Close up of a doctor's coat, with a stethoscope and a pocket full of pens


Dementia is an umbrella term for a number of conditions, and worldwide, around 50 million people have it. To sift through the science of this group of conditions and to reflect on her experiences caring for dementia patients, here’s trainee doctor Isabelle Cochrane.

Something is happening to Mrs Jones. She loses her train of thought and her daughter tells her that she keeps asking the same questions over and over. Cooking dinner has become a nightmare. She gets muddled when the recipe involves more than a couple of steps. Yesterday, she got lost on her way to the bakery despite living in the same neighbourhood for the past 40 years. But this is just the beginning.

These subtle changes will gradually evolve meaning that eventually she won't know the time of day or the day of the year. Her home will feel unfamiliar, unsafe, and confusing and her family may notice her become more aggressive or even violent. Losing her mild manner, she may start saying and doing alarming things that she never previously would. By now, you may have guessed that Mrs Jones is suffering from dementia.

This is a term we hear a lot, but it can be tricky to put a finger on exactly what dementia is. One thing that is important to understand is that dementia is not a single disease but rather something called a clinical syndrome. In other words, it is a collection of symptoms that tend to appear together in an identifiable pattern. So, along with a memory loss that most people would associate with dementia, we also get other characteristic changes. People lose the ability to plan ahead effectively and may find it hard to concentrate. Decreased spatial awareness makes it hard to navigate even familiar environments and there is often also a decrease in verbal fluency.

People suffering from dementia may also have changes in their personality. Showing what we call this inhibition they find it difficult to control their behaviour and may act in ways that most of us would consider socially unacceptable. So, what does these processes can lead to these cognitive changes that we call dementia. By far the most common cause is Alzheimer's disease. It is not entirely clear how the disease comes about. But what we do know is that when the brains of people with Alzheimer's are examined at post-mortem, abnormal protein fragments called amyloid plaques are seen. As these plaques are deposited in the brain, it is believed that they cause inflammation. Inflammation is a generic term which describes the response of the immune system to entities that are recognized as being foreign or harmful to the body. This process of inflammation leads to the neurons in the brain behaving abnormally which, in turn, is thought to result in the characteristic changes in brain function that we see.

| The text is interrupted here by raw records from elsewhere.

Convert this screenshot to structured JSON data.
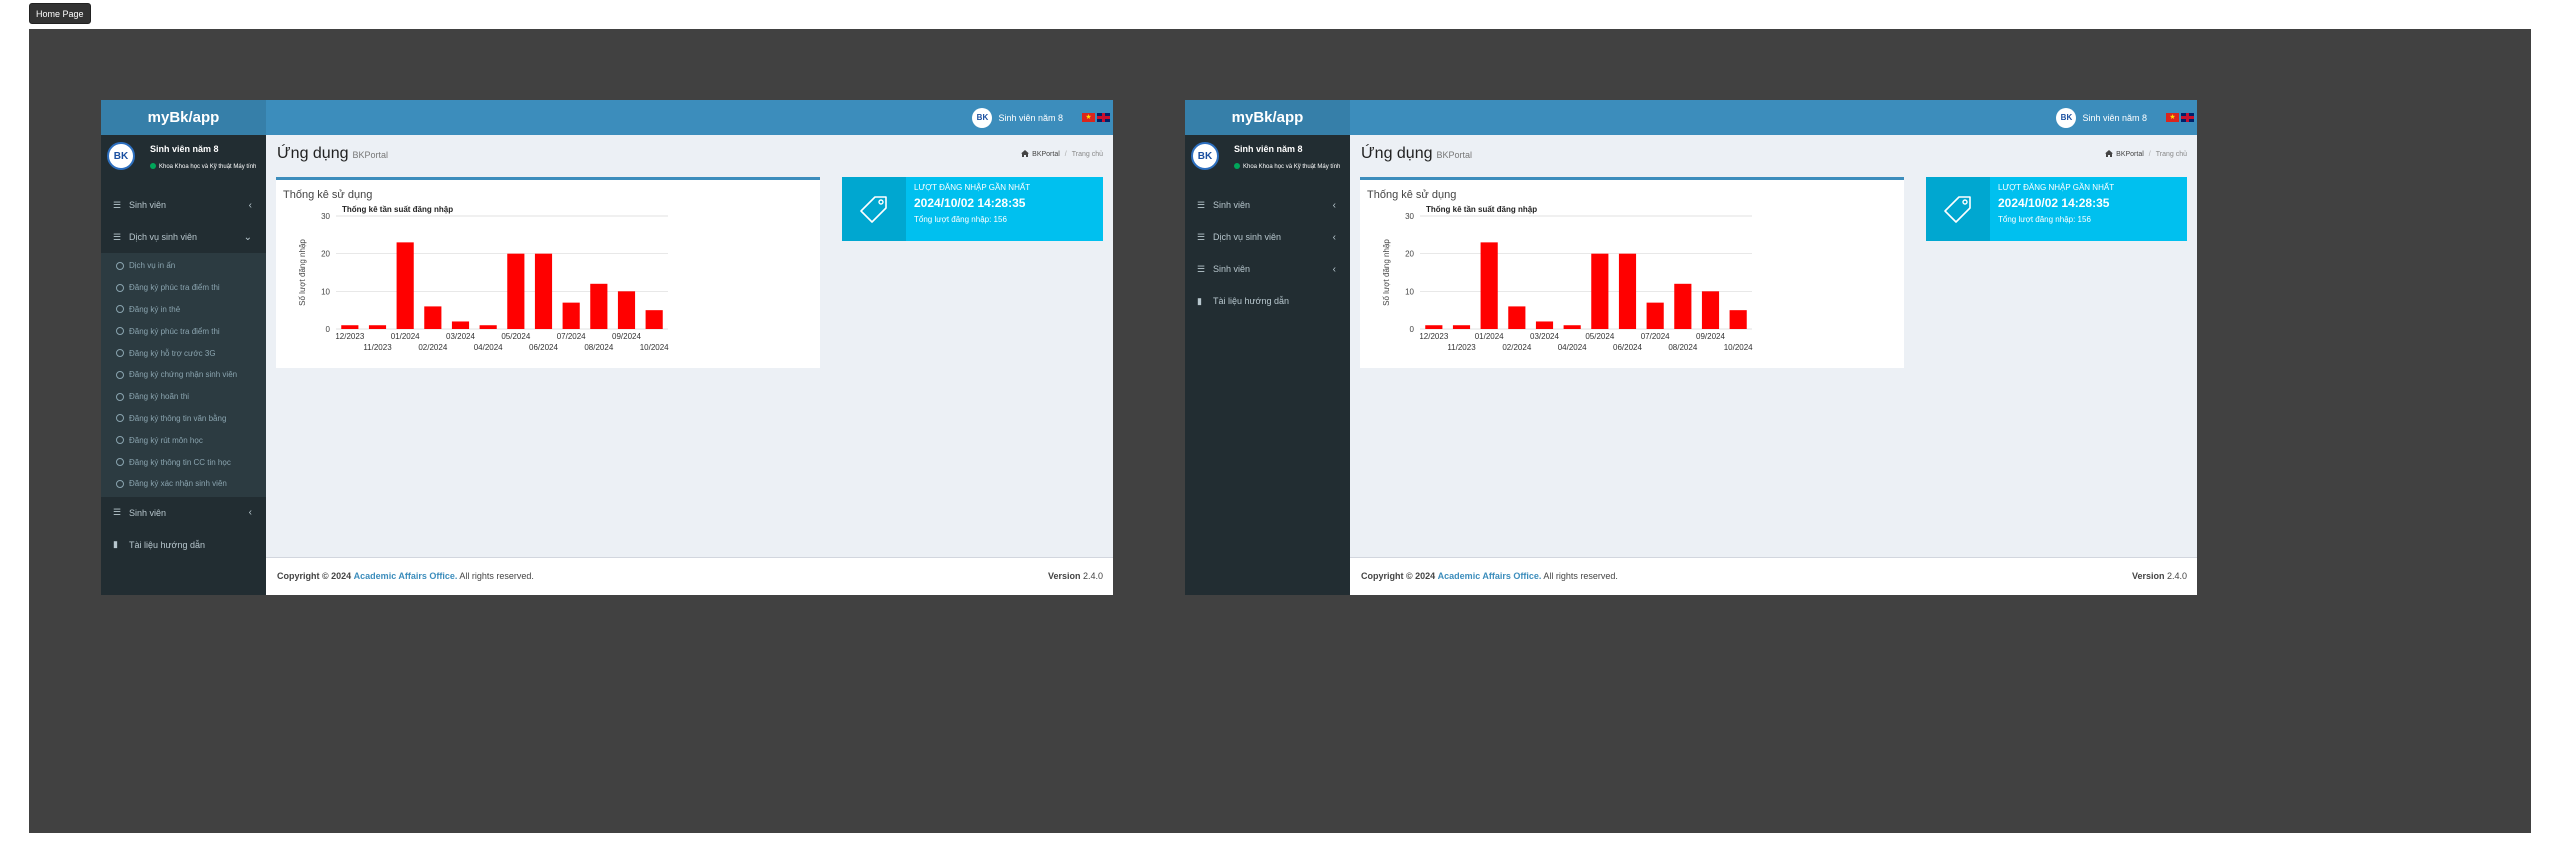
{
  "home_button": "Home Page",
  "app": {
    "logo": "myBk/app",
    "top_user": "Sinh viên năm 8",
    "avatar_text": "BK",
    "flag_vn": "★",
    "user_name": "Sinh viên năm 8",
    "user_dept": "Khoa Khoa học và Kỹ thuật Máy tính"
  },
  "menu": {
    "sinh_vien": "Sinh viên",
    "dich_vu": "Dịch vụ sinh viên",
    "tai_lieu": "Tài liệu hướng dẫn",
    "chev_left": "‹",
    "chev_down": "⌄",
    "sub_items": [
      "Dịch vụ in ấn",
      "Đăng ký phúc tra điểm thi",
      "Đăng ký in thẻ",
      "Đăng ký phúc tra điểm thi",
      "Đăng ký hỗ trợ cước 3G",
      "Đăng ký chứng nhận sinh viên",
      "Đăng ký hoãn thi",
      "Đăng ký thông tin văn bằng",
      "Đăng ký rút môn học",
      "Đăng ký thông tin CC tin học",
      "Đăng ký xác nhận sinh viên"
    ]
  },
  "content": {
    "title": "Ứng dụng",
    "subtitle": "BKPortal",
    "crumb_home": "BKPortal",
    "crumb_active": "Trang chủ",
    "box_title": "Thống kê sử dụng"
  },
  "info": {
    "label": "Lượt đăng nhập gần nhất",
    "value": "2024/10/02 14:28:35",
    "sub": "Tổng lượt đăng nhập: 156"
  },
  "footer": {
    "copy_prefix": "Copyright © 2024",
    "org": "Academic Affairs Office.",
    "copy_suffix": "All rights reserved.",
    "version_label": "Version",
    "version": "2.4.0"
  },
  "colors": {
    "header": "#3c8dbc",
    "sidebar": "#222d32",
    "info_box": "#00c0ef",
    "bar": "#ff0000"
  },
  "chart_data": {
    "type": "bar",
    "title": "Thống kê tần suất đăng nhập",
    "ylabel": "Số lượt đăng nhập",
    "xlabel": "",
    "categories": [
      "12/2023",
      "11/2023",
      "01/2024",
      "02/2024",
      "03/2024",
      "04/2024",
      "05/2024",
      "06/2024",
      "07/2024",
      "08/2024",
      "09/2024",
      "10/2024"
    ],
    "values": [
      1,
      1,
      23,
      6,
      2,
      1,
      20,
      20,
      7,
      12,
      10,
      5
    ],
    "ylim": [
      0,
      30
    ],
    "yticks": [
      0,
      10,
      20,
      30
    ],
    "grid": true
  }
}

Alzheimer's disease accounts for over half of all dementia cases. Another very common cause is vascular dementia which accounts for about another quarter of cases. Here blood is unable to reach all areas of the brain normally. This is usually due to changes in the blood vessels which may occur when factors such as blood pressure, cholesterol, and blood sugar are poorly controlled. Over time, this abnormal blood supply causes multiple small strokes. This results in neurons dying, once again causing changes in cognitive function.

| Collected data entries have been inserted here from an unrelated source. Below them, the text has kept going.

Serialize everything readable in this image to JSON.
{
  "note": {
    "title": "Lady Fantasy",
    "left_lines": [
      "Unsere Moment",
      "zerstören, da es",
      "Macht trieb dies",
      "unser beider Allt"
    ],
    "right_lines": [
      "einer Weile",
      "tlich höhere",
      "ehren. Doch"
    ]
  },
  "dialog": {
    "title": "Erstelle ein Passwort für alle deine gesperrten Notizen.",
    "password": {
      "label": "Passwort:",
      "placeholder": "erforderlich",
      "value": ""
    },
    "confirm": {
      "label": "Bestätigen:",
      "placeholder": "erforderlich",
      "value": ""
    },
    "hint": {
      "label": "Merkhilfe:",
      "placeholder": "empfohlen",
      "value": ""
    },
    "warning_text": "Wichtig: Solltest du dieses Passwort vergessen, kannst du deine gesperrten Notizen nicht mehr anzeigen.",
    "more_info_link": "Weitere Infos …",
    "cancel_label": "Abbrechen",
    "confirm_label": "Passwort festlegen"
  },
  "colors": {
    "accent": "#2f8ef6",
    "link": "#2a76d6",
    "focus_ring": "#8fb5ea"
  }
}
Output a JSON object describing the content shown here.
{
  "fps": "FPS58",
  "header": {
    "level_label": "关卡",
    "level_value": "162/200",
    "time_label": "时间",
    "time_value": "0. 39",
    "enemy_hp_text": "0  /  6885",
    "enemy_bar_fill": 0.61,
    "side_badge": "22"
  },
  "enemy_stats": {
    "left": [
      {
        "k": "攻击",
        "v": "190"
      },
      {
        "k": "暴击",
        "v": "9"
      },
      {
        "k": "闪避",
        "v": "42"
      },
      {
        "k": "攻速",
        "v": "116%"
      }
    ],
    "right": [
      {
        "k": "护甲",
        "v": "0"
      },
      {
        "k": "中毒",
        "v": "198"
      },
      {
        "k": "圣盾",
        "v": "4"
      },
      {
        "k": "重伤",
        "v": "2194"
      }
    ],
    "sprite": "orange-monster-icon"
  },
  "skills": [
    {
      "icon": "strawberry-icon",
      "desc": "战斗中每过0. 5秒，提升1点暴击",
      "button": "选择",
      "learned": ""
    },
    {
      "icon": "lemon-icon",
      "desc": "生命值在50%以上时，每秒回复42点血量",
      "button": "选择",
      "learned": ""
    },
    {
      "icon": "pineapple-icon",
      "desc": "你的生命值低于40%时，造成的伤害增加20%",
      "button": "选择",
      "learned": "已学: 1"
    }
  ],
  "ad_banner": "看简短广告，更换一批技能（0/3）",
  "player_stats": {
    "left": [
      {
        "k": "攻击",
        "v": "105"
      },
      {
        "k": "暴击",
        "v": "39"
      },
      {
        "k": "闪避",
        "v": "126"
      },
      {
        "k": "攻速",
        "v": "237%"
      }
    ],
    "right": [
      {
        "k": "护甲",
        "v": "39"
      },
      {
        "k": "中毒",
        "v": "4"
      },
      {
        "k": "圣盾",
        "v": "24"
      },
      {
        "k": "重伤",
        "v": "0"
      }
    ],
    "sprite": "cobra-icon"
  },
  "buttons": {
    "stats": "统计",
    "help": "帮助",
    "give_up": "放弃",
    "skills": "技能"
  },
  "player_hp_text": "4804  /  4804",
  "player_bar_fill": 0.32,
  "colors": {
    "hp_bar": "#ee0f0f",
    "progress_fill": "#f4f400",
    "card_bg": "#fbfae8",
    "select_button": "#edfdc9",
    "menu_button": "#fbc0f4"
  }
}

Aside from vascular dementia and Alzheimer's several other types of dementia also exist but these are generally much more uncommon. Sometimes several different types of dementia may coexist. It can be difficult to differentiate between the different forms of dementia, although often the exact pattern of cognitive changes is subtly different in each type. In order to arrive at a diagnosis, doctors will initially perform a cognitive test, a little like a long questionnaire which allows the various functions of the brain to be measured in a reasonably objective way. This will sometimes then be followed by a scan of the brain which may reveal which areas are most severely affected. The cognitive test and the results of any scans are used in combination to make a diagnosis of dementia and to work out which disease is underlying the process. If Alzheimer's disease is thought to be the cause, certain drugs can be given. In other cases, there is very little to be gained from giving medications.

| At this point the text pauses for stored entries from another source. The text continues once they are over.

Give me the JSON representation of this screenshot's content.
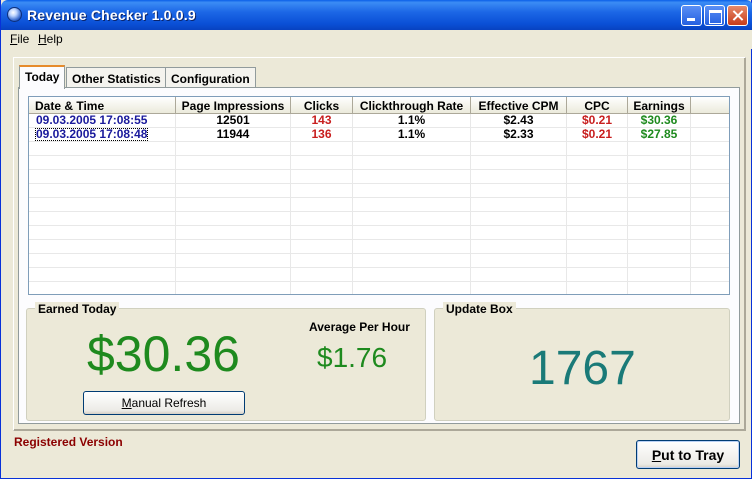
{
  "window": {
    "title": "Revenue Checker 1.0.0.9"
  },
  "menu": {
    "file": {
      "accel": "F",
      "rest": "ile"
    },
    "help": {
      "accel": "H",
      "rest": "elp"
    }
  },
  "tabs": [
    {
      "label": "Today",
      "active": true
    },
    {
      "label": "Other Statistics",
      "active": false
    },
    {
      "label": "Configuration",
      "active": false
    }
  ],
  "table": {
    "columns": [
      "Date & Time",
      "Page Impressions",
      "Clicks",
      "Clickthrough Rate",
      "Effective CPM",
      "CPC",
      "Earnings"
    ],
    "rows": [
      {
        "datetime": "09.03.2005 17:08:55",
        "impressions": "12501",
        "clicks": "143",
        "ctr": "1.1%",
        "cpm": "$2.43",
        "cpc": "$0.21",
        "earnings": "$30.36"
      },
      {
        "datetime": "09.03.2005 17:08:48",
        "impressions": "11944",
        "clicks": "136",
        "ctr": "1.1%",
        "cpm": "$2.33",
        "cpc": "$0.21",
        "earnings": "$27.85"
      }
    ]
  },
  "earned_today": {
    "label": "Earned Today",
    "amount": "$30.36",
    "avg_label": "Average Per Hour",
    "avg_value": "$1.76",
    "refresh": {
      "accel": "M",
      "rest": "anual Refresh"
    }
  },
  "update_box": {
    "label": "Update Box",
    "value": "1767"
  },
  "status": {
    "registered": "Registered Version"
  },
  "tray_button": {
    "accel": "P",
    "rest": "ut to Tray"
  },
  "colors": {
    "date_text": "#1a1a9c",
    "clicks_text": "#c81e1e",
    "cpc_text": "#c81e1e",
    "earnings_text": "#1e8a1e",
    "earned_amount": "#1e8a1e",
    "update_value": "#1a7a78",
    "registered_text": "#8b0000"
  }
}
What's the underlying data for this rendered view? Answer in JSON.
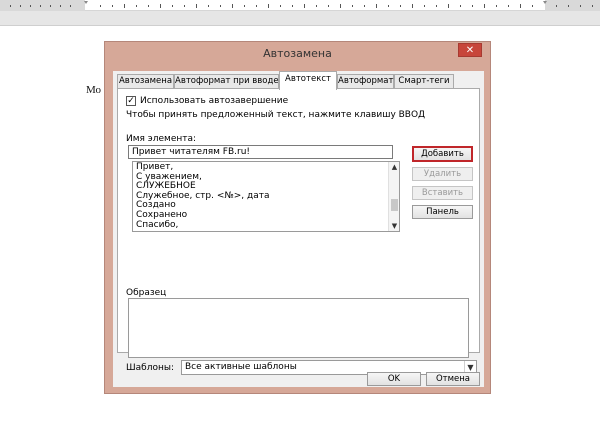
{
  "dialog": {
    "title": "Автозамена",
    "close_icon": "close-icon",
    "tabs": [
      {
        "label": "Автозамена",
        "active": false
      },
      {
        "label": "Автоформат при вводе",
        "active": false
      },
      {
        "label": "Автотекст",
        "active": true
      },
      {
        "label": "Автоформат",
        "active": false
      },
      {
        "label": "Смарт-теги",
        "active": false
      }
    ],
    "use_autocomplete": {
      "label": "Использовать автозавершение",
      "checked": true,
      "mark": "✓"
    },
    "hint": "Чтобы принять предложенный текст, нажмите клавишу ВВОД",
    "name_label": "Имя элемента:",
    "name_value": "Привет читателям FB.ru!",
    "entries": [
      "Привет,",
      "С уважением,",
      "СЛУЖЕБНОЕ",
      "Служебное, стр. <№>, дата",
      "Создано",
      "Сохранено",
      "Спасибо,"
    ],
    "buttons": {
      "add": "Добавить",
      "delete": "Удалить",
      "insert": "Вставить",
      "toolbar": "Панель"
    },
    "sample_label": "Образец",
    "templates_label": "Шаблоны:",
    "templates_value": "Все активные шаблоны",
    "ok": "OK",
    "cancel": "Отмена"
  },
  "document": {
    "visible_text": "Мо"
  },
  "colors": {
    "dialog_frame": "#d6a898",
    "close": "#c7463b",
    "add_highlight": "#c0262a"
  }
}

In all types of dementia focus is given on trying to keep the brain active through programs run by specialist therapists. Unfortunately, however, the outlook for people with dementia is still quite poor with little that can be done to slow its progression. The average life expectancy is around seven years but of this time much will be lived with severe disability and dependence on the care of others. With the number of cases of dementia set to increase to over 2 million by 2050 in the UK alone, learning to manage this condition effectively is rapidly becoming a priority for doctors and healthcare systems alike.